Car Companies Open Plants as Anxiety About Customers Increases

Douglas A. McIntyre

The auto industry has started to reopen in the United States. Many employees worry about safety plans in factories, which do not have a perfect safety record in other industries. The car manufacturers worry that what they build will not be bought.

Toyota Motor Corp. (NYSE: TM) suffered an 80% drop in profits last quarter. It expects sales to fall 20% this year. Reuters reports that Toyota will reduce U.S. factory output by 29% through October.

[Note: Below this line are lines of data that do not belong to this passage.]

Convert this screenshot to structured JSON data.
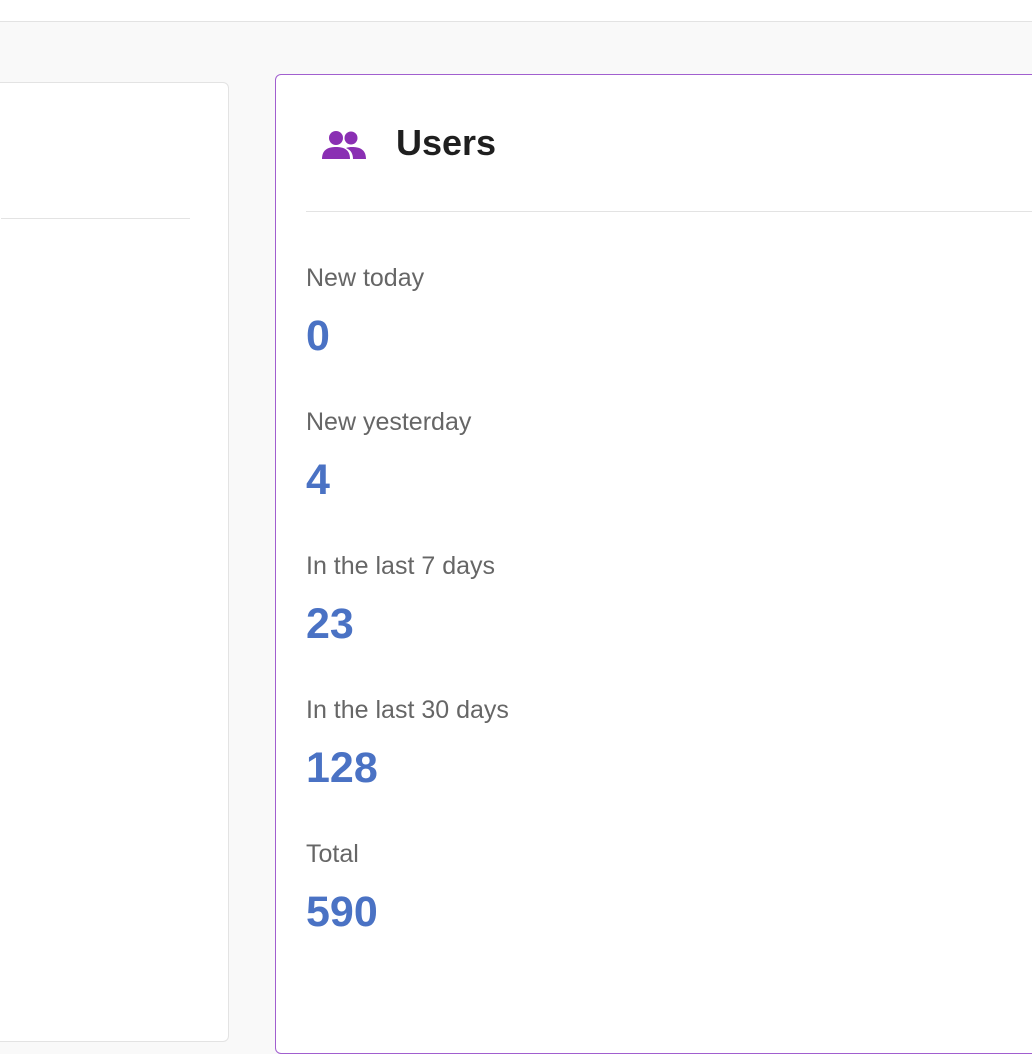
{
  "users_card": {
    "title": "Users",
    "icon": "users-icon",
    "accent_color": "#a15fcf",
    "value_color": "#4a72c4",
    "stats": [
      {
        "label": "New today",
        "value": "0"
      },
      {
        "label": "New yesterday",
        "value": "4"
      },
      {
        "label": "In the last 7 days",
        "value": "23"
      },
      {
        "label": "In the last 30 days",
        "value": "128"
      },
      {
        "label": "Total",
        "value": "590"
      }
    ]
  }
}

The U.S. carmakers believe that they need to begin to make cars again or wait on the sidelines while their cash balances are depleted. Whether they will put the health of factory workers in jeopardy is an open question. Certainly, the meat industry’s employees have suffered. Amazon.com Inc. (NASDAQ: AMZN) has had cases of COVID-19 in its distribution centers. Some of its workers in these facilities have protested. Despite that, the centers have not shut down.

Forecasts of what will happen to U.S. car sales vary widely. The industry research firm J.D. Power says sales could rebound in May, after a drop of 50% in some parts of the country last month. The rebound is based on at least two factors. The first is how much of the county will open up after weeks of lockdown due to the spread of COVID-19. The other is whether people will spend money when many want to save it. That savings surge is because so many people have lost their jobs, or worry they will.

One of the car industry’s greatest challenges is that the average number of years a car has been on the road in America is almost 12. Car quality is among the primary reasons for that. People can hold their cars another year or two if they run well now.

The worst case for the manufacturers is that they open and some workers get ill, coupled with a reluctant customer who will not return to showrooms this year.